Muzikale bezetting bewerken

De cantate kent een feestelijke bezetting met vier solisten (sopraan, alt, tenor en bas), vierstemmig koor, twee violen, altviool, traverso, oboe d'amore, twee hoorns, pauken en basso continuo.

Bach gebruikte koperblazers en pauken meestal slechts op feestdagen. Het is niet bekend waarom hij deze instrumenten inzette bij deze gelegenheid. In de zeventiende-eeuwse kerkmuziek symboliseren ze Gods koninklijke hoogheid en passen daarom wel uitermate goed bij de cantatetekst.

Toelichting bewerken

Bach hergebruikte het openingskoor van het in 1724 geschreven BVW 99. Na een feestelijke muzikale inleiding met hoorns en pauken volgt een inzet van houtblazers, waar men eigenlijk het koor zou verwachten. Het begin lijkt daardoor op een concerto grosso. De zang in dit stuk is vrij plechtig en lijkt in het voorbijgaan door de koraalmelodie heen te lopen.

De eerste aria is een duet voor alt en tenor dat begeleid wordt door continuo. De doorlopende basmelodie drukt betrouwbaarheid uit. Het stuk lijkt op een canon, waarbij de twee stemmen na elkaar inzetten. De traditionele polyfonie doet sober aan.

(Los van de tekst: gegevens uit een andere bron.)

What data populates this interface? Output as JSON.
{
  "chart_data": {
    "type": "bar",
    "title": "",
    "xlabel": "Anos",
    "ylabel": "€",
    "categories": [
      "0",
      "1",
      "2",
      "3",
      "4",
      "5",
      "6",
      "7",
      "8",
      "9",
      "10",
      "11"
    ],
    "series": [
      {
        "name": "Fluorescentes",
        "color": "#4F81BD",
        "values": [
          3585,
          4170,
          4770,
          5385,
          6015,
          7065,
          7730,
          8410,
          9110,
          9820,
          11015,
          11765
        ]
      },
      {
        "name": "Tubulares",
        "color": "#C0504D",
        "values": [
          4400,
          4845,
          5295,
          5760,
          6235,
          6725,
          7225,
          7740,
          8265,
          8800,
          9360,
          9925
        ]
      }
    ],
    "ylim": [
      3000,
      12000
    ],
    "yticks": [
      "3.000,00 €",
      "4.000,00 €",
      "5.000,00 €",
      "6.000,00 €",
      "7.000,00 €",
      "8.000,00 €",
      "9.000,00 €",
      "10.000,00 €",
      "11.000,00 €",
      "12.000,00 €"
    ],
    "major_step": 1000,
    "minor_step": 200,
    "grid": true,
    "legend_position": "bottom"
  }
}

Karakteristiek in het derde deel is de traverso die een snelle, virtuoze solopartij speelt. De 6/8 maatsoort van het deel geeft het geheel een dansante uitstraling. De 32-ste noten, van het begin tot het eind, maken het een lastige partij. De sopraan zingt hierbij een eenvoudige melodie.

De bas-aria staat in een vrolijke majeur toonsoort. De huppelende ritmeverschuiving van de syncopen illustreren de tekst, die verhaalt hoe God mijn licht, mijn leven is. De strijkers wisselen hard en zacht af en geven daarmee het contrast aan tussen de vreugde en het lijden in het leven.

Deel vijf is een alt-aria met een wat zwaardere tekst waarbij de bittere kelk naar het lijden verwijst. Dit wordt muzikaal vertolkt door de begeleiding van de hobo d'amore. Aan de eind, waar het over de troost gaat, fleurt de muziek weer op met een sierlijk 12/8 ritme.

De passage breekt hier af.